The new cooling equipment upgrade together with the new monitoring software, has seen major improvements in the energy efficiency of the data centre, despite the additional HPC servers. Depending on ambient heating conditions, the real time PUE rating has been as low as 1.2, according to Beedie. “The additional information about energy consumption has enabled me to see the real-time effect of warm weather as the day heats up. As the day starts, our PUE figure is running at about 1.20 but by the end of a hot afternoon it’s up to about 1.25, 1.27 and then drops down again as the evening cools. This degree of detail enables me to be confident that we are adopting an appropriate operating regime for the cooling system.”
Monitoring in real time the effects of small changes to operations enables clarity about the interaction of the control of the chillers and the operation of the HPC servers.

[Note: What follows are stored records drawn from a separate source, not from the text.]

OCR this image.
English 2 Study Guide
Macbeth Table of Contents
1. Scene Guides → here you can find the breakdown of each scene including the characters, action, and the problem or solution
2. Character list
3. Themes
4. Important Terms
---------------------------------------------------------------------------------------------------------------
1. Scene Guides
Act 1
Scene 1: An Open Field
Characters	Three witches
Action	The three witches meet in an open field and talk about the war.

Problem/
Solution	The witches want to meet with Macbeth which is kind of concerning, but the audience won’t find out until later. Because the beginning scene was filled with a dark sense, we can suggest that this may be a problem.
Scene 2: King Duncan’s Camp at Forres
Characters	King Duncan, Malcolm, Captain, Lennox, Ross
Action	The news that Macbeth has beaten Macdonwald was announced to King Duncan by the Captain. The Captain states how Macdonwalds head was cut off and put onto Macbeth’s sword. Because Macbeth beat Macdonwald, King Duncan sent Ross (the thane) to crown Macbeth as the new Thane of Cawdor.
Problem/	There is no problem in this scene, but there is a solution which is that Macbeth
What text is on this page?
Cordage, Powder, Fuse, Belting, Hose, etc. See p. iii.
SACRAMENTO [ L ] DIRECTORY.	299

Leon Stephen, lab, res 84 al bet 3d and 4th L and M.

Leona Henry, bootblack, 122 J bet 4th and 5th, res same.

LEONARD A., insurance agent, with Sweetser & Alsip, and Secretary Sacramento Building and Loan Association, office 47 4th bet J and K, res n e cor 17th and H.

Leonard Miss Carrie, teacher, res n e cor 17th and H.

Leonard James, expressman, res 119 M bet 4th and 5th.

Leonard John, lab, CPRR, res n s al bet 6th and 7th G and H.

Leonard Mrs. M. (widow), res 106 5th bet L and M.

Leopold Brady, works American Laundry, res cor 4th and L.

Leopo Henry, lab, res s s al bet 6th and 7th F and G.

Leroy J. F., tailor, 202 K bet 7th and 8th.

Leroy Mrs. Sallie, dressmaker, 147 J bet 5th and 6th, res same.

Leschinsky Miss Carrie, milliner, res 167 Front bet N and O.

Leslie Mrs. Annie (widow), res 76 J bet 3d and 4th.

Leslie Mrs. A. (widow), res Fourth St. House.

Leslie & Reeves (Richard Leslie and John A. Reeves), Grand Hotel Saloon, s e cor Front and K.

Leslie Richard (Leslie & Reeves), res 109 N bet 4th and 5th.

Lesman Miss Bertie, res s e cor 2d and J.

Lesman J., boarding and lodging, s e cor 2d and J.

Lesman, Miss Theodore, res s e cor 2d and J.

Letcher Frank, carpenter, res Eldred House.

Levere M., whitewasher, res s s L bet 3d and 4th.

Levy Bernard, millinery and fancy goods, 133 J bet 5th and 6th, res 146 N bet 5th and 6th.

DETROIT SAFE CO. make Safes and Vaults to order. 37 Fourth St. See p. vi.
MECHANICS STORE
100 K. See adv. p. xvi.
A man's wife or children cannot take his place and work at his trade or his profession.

For example, if the chillers are running below maximum power, it can be seen immediately whether it is more efficient to run all three at reduced load, or turn one off and run the remaining two at part load, etc. “The only way you can clarify this is by having this instrumentation and trying it under varying operational conditions,” he said.
Dr Beedie has long contended that “going green saves you money,” so he’s pleased that the Comtec software solution is helping to verify this assertion. “The additional investment for the Energy Efficiency module enabled me to prove firstly that the business case for the cooling upgrade was vindicated, and secondly, to fine tune the services operation to achieve the best PUE possible for the mix of climate, HPC server demand and services efficiency. The key point is that I can now make a change and see whether it has had a positive or negative impact on the energy use of the supporting services.”
“The University has a longstanding relationship with Comtec,” continued Beedie. “Having completed our original data centre design and build, plus the previous upgrade requirements, they were able to deploy the Energy Efficiency DCIM module quickly and without causing disruption to ARCCA. This latest project has provided immediate energy efficiency improvements, and has repaid our trust in both them and Schneider Electric.”